Так в кратким изложении выглядит драма о судьбах людей. Но осталась ведь еще и судьба золота, которая тоже содержит в себе элементы если не драмы, то, по крайней мере, трагикомедии.

После ареста Гриши в дом Туси ворвались какие-то люди и стали простукивать стены и вынимать планки паркета из гнезд. К Тусе на пригородную дачу, хоть и записанную предусмотрительно не на имя Гриши и Туси, а на имя ее старшей сестры-художницы, приехала специальная команда с миноискателем, которая методично перерыла весь просторный лесной участок в поисках спрятанного золота. Но не такой дурак был лихач Гриша, чтобы держать золото у себя дома или на даче. Все искатели и миноискатели как прибыли, так и отбыли – ни с чем.

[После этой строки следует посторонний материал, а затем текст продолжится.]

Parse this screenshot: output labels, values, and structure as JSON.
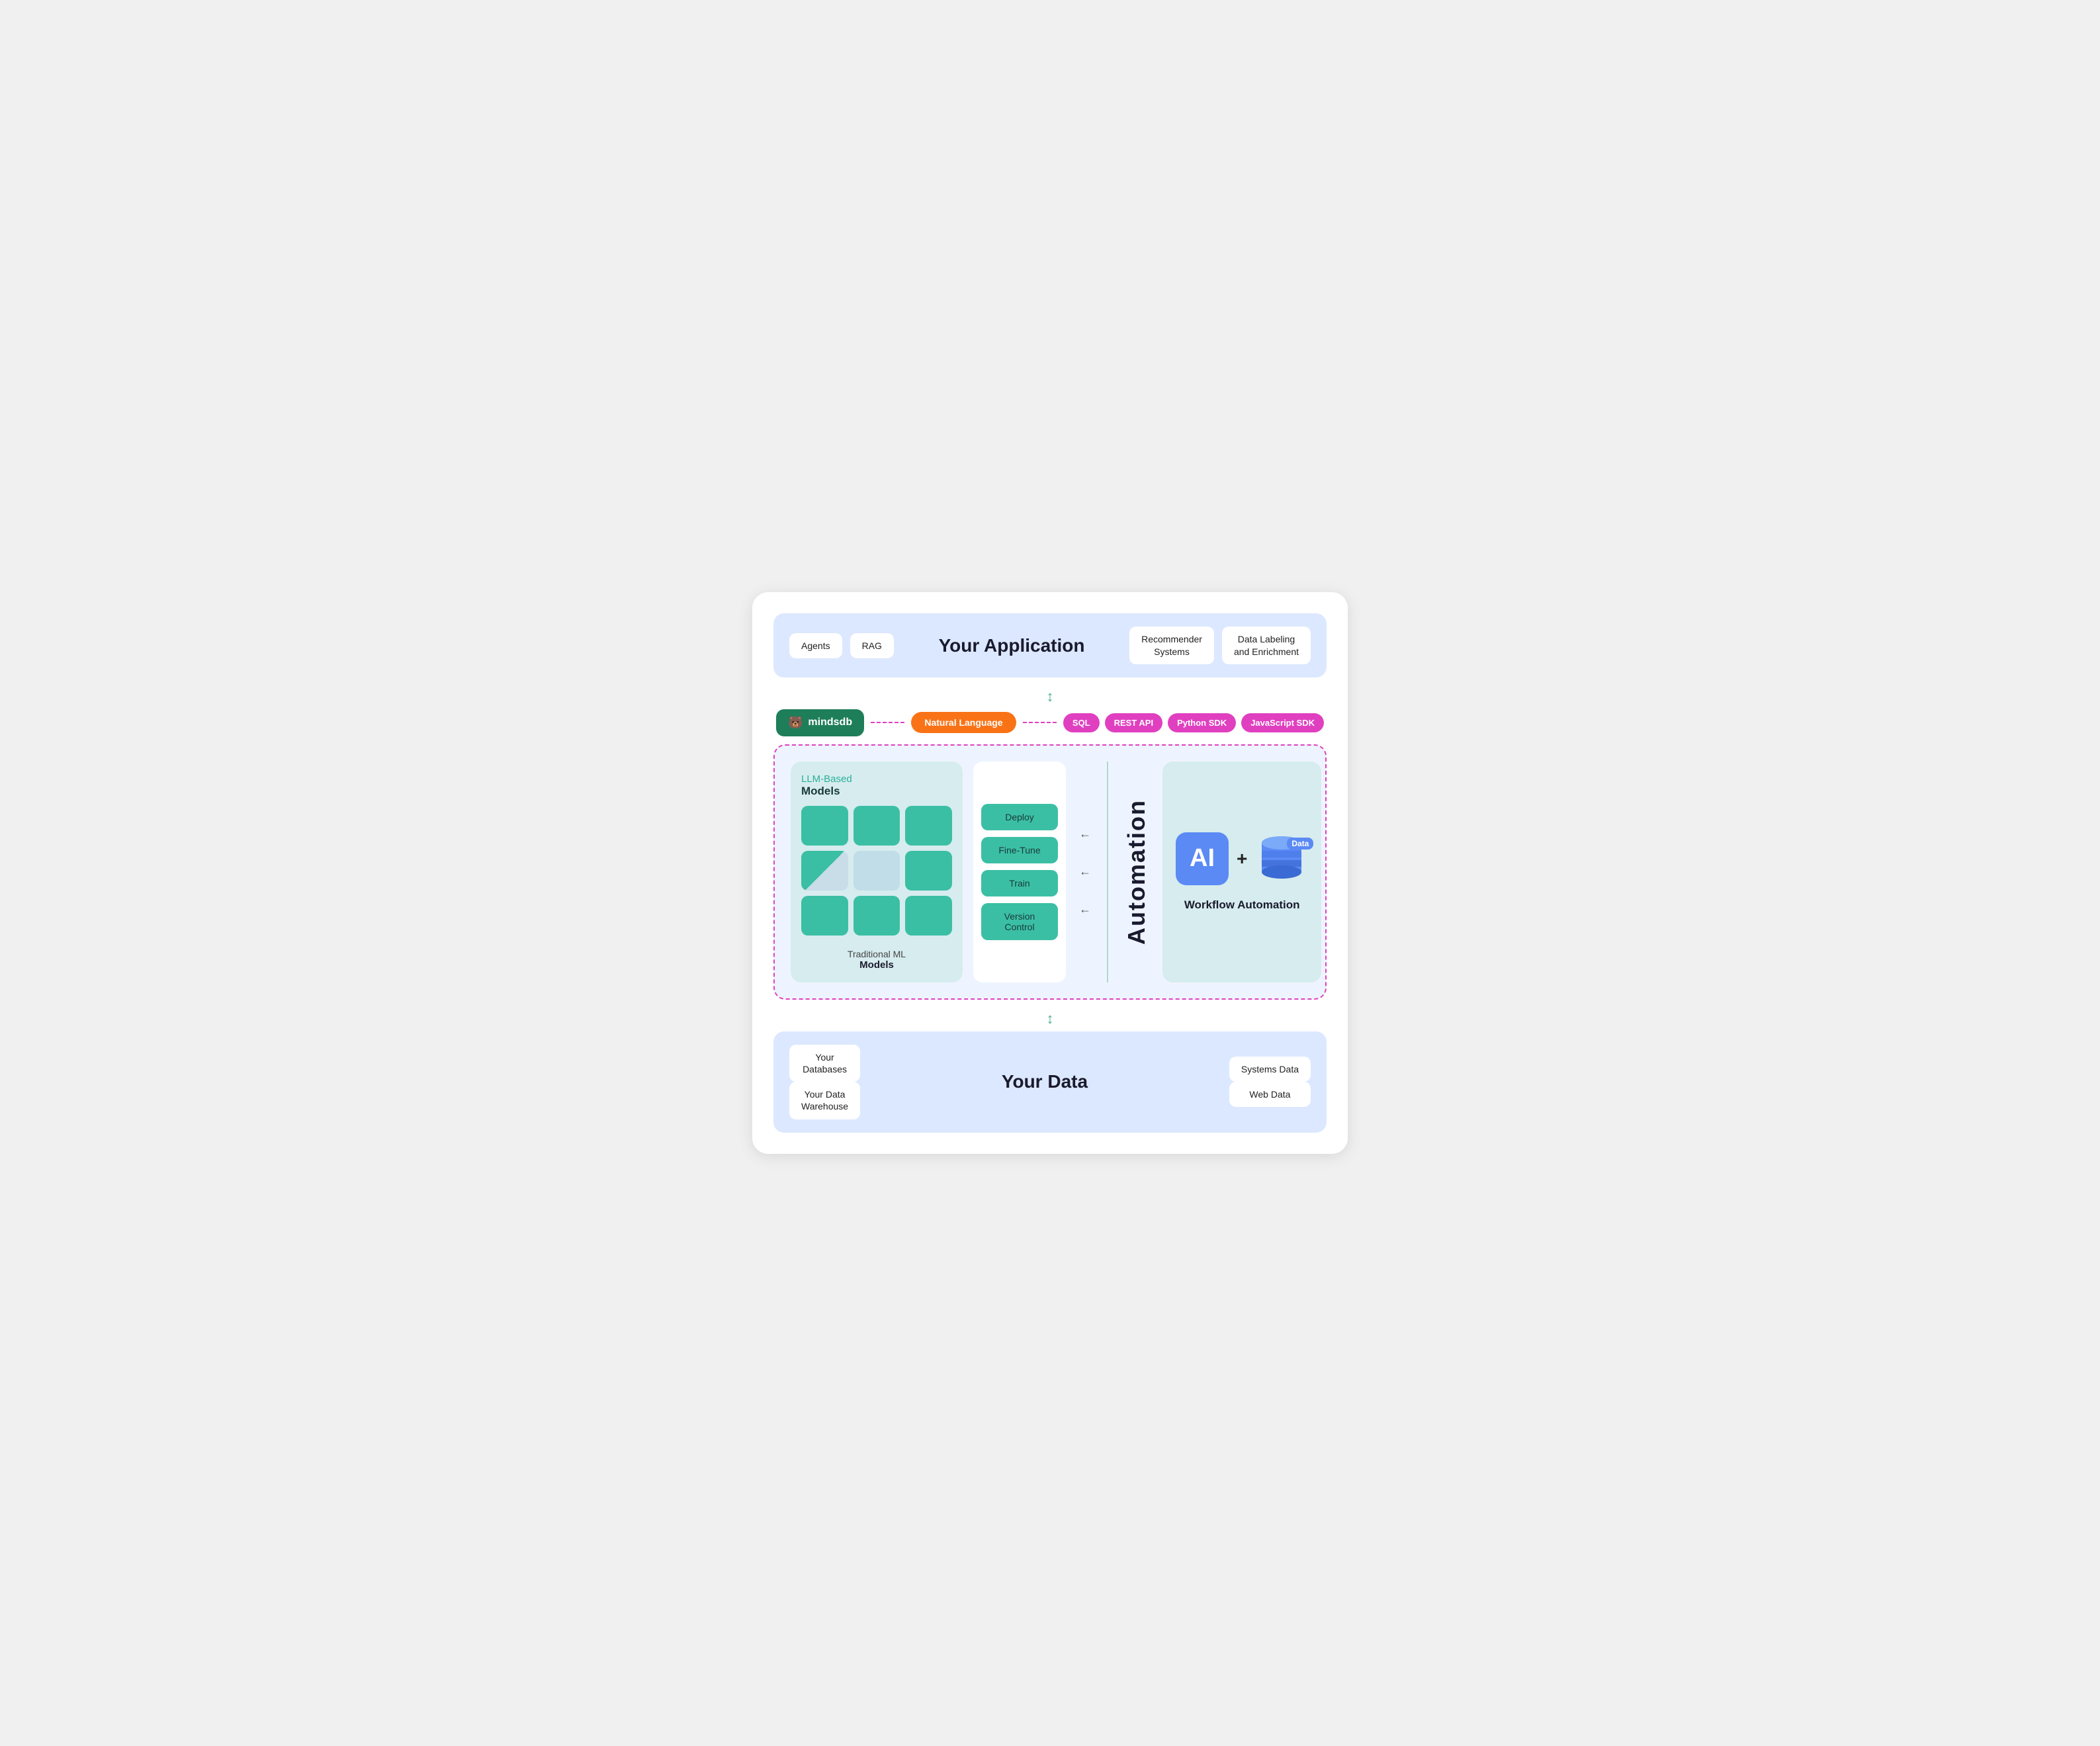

Конечно, золото у Гриши было – куда еще бы он мог помещать свой изрядный многолетний доход? Ведь не на сберкнижку же, правда? Он, без сомнения, покупал и золото, и драгоценные камни, а хранил он их в никому неизвестном тайнике в доме Тусиного брата Изи. Да-да, именно в том самом доме, приютившемся на окраине провинциального города М., где когда-то бесследно исчезли сокровища отца семейства, непреклонного г-на Л. До своего ареста Гриша хранил тайну клада из предусмотрительности – если никто, кроме него, не будет ее знать, никто и не проболтается. А в себе он был уверен. После освобождения характер его, до тюрьмы открытый и веселый, сильно испортился от тюремных лишений, – он часто сердился без причины, и тайну клада не открыл никому, даже Тусе.

Через пару лет после Гришиной смерти Тусиного брата Изю ненадолго положили в больницу, чтобы сделать ему какую-то несложную операцию. Операция прошла хорошо, и Изю вот-вот должны были выписать. Но накануне выписки с ним случился то ли инфаркт, то ли закупорка сердечной артерии, и он скоропостижно скончался, не открыв никому местонахождение тайника.

И опять повторилась знакомая по прошлому история с хорошо спрятанным сокровищем. Вся семья – оставшиеся в живых братья и сестры с чадами и супругами – слетелась в родное гнездо в провинциальном городе М. Поплакав немного на похоронах Изи, родственники принялись за поиски спрятанного сокровища. Таясь от соседей, они целый месяц неустанно снимали и клали обратно паркет и перекапывали садовый участок, но так ничего и не нашли. И золото опять осталось где-то – то ли закопанное в матери-земле, то ли замурованное в камне в глубине подвала. А, может, его вовсе и не было, золота этого?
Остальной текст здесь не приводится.